Language identification on broadcast news (seminar)



  • 14:30, January 19, 2007
  • 3rd floor meeting room (presentation in English)



At L2F, numerous researches has been achieved on Automatic Speech Recognition (ASR) in Portuguese. The ASR system is currently applied to transcribe broadcast news extracted from a public national channel, the Telejornal on RTP1. The system is now working on an everyday basis and results of the transcription of the last broadcasted evening news is available at

However, one of the problems encountered by the ASR system is the presence of different languages: many interviews are subtitled in Portuguese, while the audio remains in the original language which generates errors.
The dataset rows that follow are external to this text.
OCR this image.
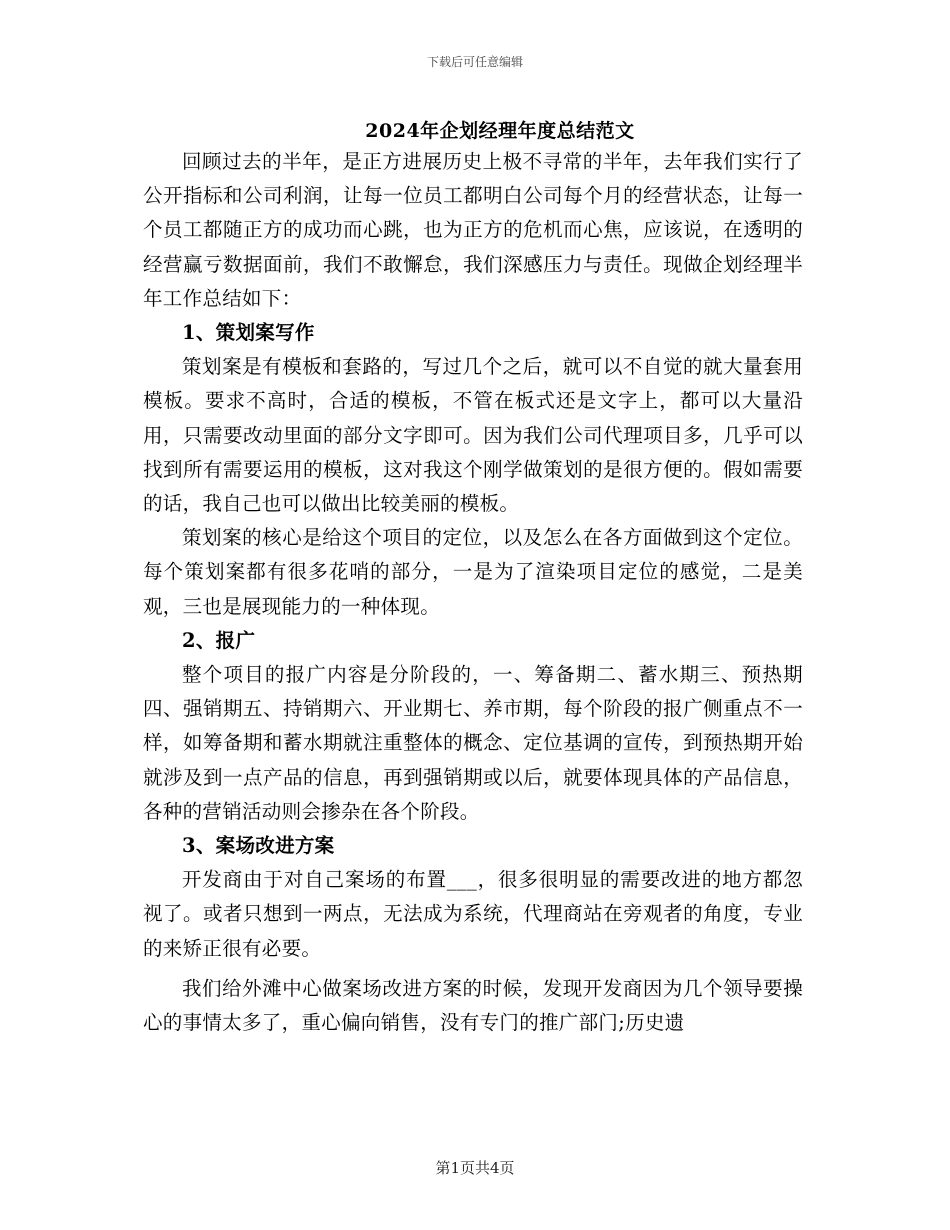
下载后可任意编辑
2024年企划经理年度总结范文

回顾过去的半年，是正方进展历史上极不寻常的半年，去年我们实行了公开指标和公司利润，让每一位员工都明白公司每个月的经营状态，让每一个员工都随正方的成功而心跳，也为正方的危机而心焦，应该说，在透明的经营赢亏数据面前，我们不敢懈怠，我们深感压力与责任。现做企划经理半年工作总结如下：

1、策划案写作

策划案是有模板和套路的，写过几个之后，就可以不自觉的就大量套用模板。要求不高时，合适的模板，不管在板式还是文字上，都可以大量沿用，只需要改动里面的部分文字即可。因为我们公司代理项目多，几乎可以找到所有需要运用的模板，这对我这个刚学做策划的是很方便的。假如需要的话，我自己也可以做出比较美丽的模板。

策划案的核心是给这个项目的定位，以及怎么在各方面做到这个定位。每个策划案都有很多花哨的部分，一是为了渲染项目定位的感觉，二是美观，三也是展现能力的一种体现。

2、报广

整个项目的报广内容是分阶段的，一、筹备期二、蓄水期三、预热期四、强销期五、持销期六、开业期七、养市期，每个阶段的报广侧重点不一样，如筹备期和蓄水期就注重整体的概念、定位基调的宣传，到预热期开始就涉及到一点产品的信息，再到强销期或以后，就要体现具体的产品信息，各种的营销活动则会掺杂在各个阶段。

3、案场改进方案

开发商由于对自己案场的布置___，很多很明显的需要改进的地方都忽视了。或者只想到一两点，无法成为系统，代理商站在旁观者的角度，专业的来矫正很有必要。

我们给外滩中心做案场改进方案的时候，发现开发商因为几个领导要操心的事情太多了，重心偏向销售，没有专门的推广部门;历史遗

第1页共4页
Therefore, to reduce the error rate, the system need to know if the spoken language is really Portuguese or another language. Furthermore, if several ASR systems are available for the most frequent other languages (like English), we will also be able not only to identify the spoken language but also to select the appropriate ASR system.
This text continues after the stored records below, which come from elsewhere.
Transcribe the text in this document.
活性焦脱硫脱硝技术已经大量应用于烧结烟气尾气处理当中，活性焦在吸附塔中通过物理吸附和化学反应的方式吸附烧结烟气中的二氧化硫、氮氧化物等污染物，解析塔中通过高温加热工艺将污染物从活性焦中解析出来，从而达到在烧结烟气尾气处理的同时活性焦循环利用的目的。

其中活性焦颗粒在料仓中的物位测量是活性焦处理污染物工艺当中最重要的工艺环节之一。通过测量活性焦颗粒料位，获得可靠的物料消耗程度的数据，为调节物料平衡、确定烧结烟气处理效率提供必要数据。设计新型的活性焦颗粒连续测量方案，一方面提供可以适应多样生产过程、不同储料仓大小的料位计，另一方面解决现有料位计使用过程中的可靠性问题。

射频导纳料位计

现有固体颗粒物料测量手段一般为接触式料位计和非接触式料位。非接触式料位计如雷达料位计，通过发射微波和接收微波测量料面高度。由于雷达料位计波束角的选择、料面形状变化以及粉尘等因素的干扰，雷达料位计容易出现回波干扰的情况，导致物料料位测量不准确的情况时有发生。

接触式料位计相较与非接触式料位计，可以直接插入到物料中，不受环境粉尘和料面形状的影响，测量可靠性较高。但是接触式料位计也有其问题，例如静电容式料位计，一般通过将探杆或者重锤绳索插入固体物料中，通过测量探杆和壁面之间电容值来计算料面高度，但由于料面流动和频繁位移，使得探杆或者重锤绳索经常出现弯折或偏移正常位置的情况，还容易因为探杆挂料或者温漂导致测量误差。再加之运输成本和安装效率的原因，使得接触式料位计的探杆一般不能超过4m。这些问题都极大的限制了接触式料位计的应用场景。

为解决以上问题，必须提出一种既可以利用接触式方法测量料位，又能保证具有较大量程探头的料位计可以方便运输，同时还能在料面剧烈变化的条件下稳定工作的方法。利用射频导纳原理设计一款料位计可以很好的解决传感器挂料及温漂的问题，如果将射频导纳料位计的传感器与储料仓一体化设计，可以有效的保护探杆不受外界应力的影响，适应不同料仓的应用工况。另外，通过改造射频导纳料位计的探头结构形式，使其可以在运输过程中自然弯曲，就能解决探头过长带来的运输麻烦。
In this presentation, I will explain the work I have done at L2F on language identification. After a brief review on automatic language identification systems, I will describes the approaches I implemented during my stay at L2F: the first approach is based on prosodic features, the second one uses acoustic properties of languages, and the last one is based on phonotactics. At last, a basic fusion is described to get an idea of how much improvement can be gained while using all informations together.